The Growth of Media Exposure
The aforementioned risks are all likely to be fueled by the very large expansion of media exposure to sports betting products. If the U.S. follows suit of what has happened in European and Australian markets, the federal legalization of sports betting will provoke a race for legitimation of betting products. Such legitimation operates more subtly than mere legalization, and (according to “institutional theory” 22 ) adds two more pillars to it: (1) the normative pillar, which comprises the tolerance and acceptance by the American public of sports betting as a harmless product; and (2) the cultural-cognitive legitimacy pillar, which comprises the symbolic representations of sports betting and its de facto incorporation in American imagery. The successful fulfillment of this agenda is likely to result in the adoption of sports betting as a positively sanctioned recreational activity.
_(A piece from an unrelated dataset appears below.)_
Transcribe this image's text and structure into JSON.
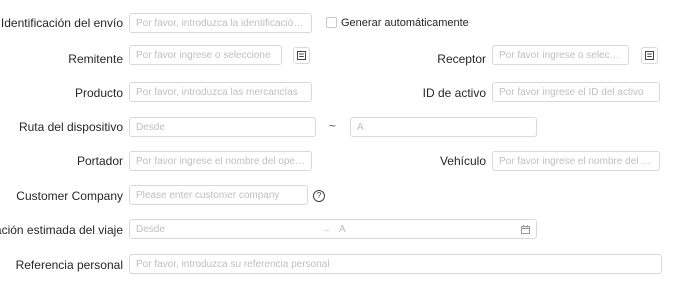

Media representations of sports betting are likely to become much more abundant than the current commercial spots populated by the fantasy gaming industry. In Europe and Australia, most legislation allows bookmakers to advertise before, during, and after sports events, even if such events occur before the watershed that protects minors from adult content. 23 Such proliferation has stirred up a social discomfort, reflected in numerous media reports that frequently cover testimonies of sports-betting-related harm. 24 Concomitant with the advent of online gambling, the money spent on television marketing and advertising has increased greatly in the UK in recent years. 25
Marketing and advertising claims of sports-betting-like products in the U.S. have been widely articulated through the skill versus chance axis (emphasizing skill components) to avoid breaking federal law. 26 This battle for conceptual framing now appears to have been rendered obsolete. However, skill components are likely to remain, even more so, at the core of marketing enticements. In Europe and Australia, bookmakers have been found to exaggerate the knowledge and skill-based aspects of sports betting, hence reducing the chance-based elements that determine game outcome, and consequently increasing the illusion of control in bettors. 27 It might be easy for these strategies to gain traction in the U.S. context, wherein fantasy gaming has already paved the way for a skill-focused understanding of gambling.
Final Remarks
In-play betting, sport, and media exposure are not independent attributes of contemporary sports gambling. Firmly based on the developments in remote gambling via smartphones and tablets, the three attributes constitute potentially interconnected threats that cross-fertilize the sports betting market and its neighboring industries. These attributes pose a great challenge for gambling policymakers, who are struggling to tackle properly the powerful intersection of sports and gambling in Europe and Australia. The lessons from these countries could help the U.S. to anticipate some of the areas that need examining and developing to grant consumer protection to vulnerable groups.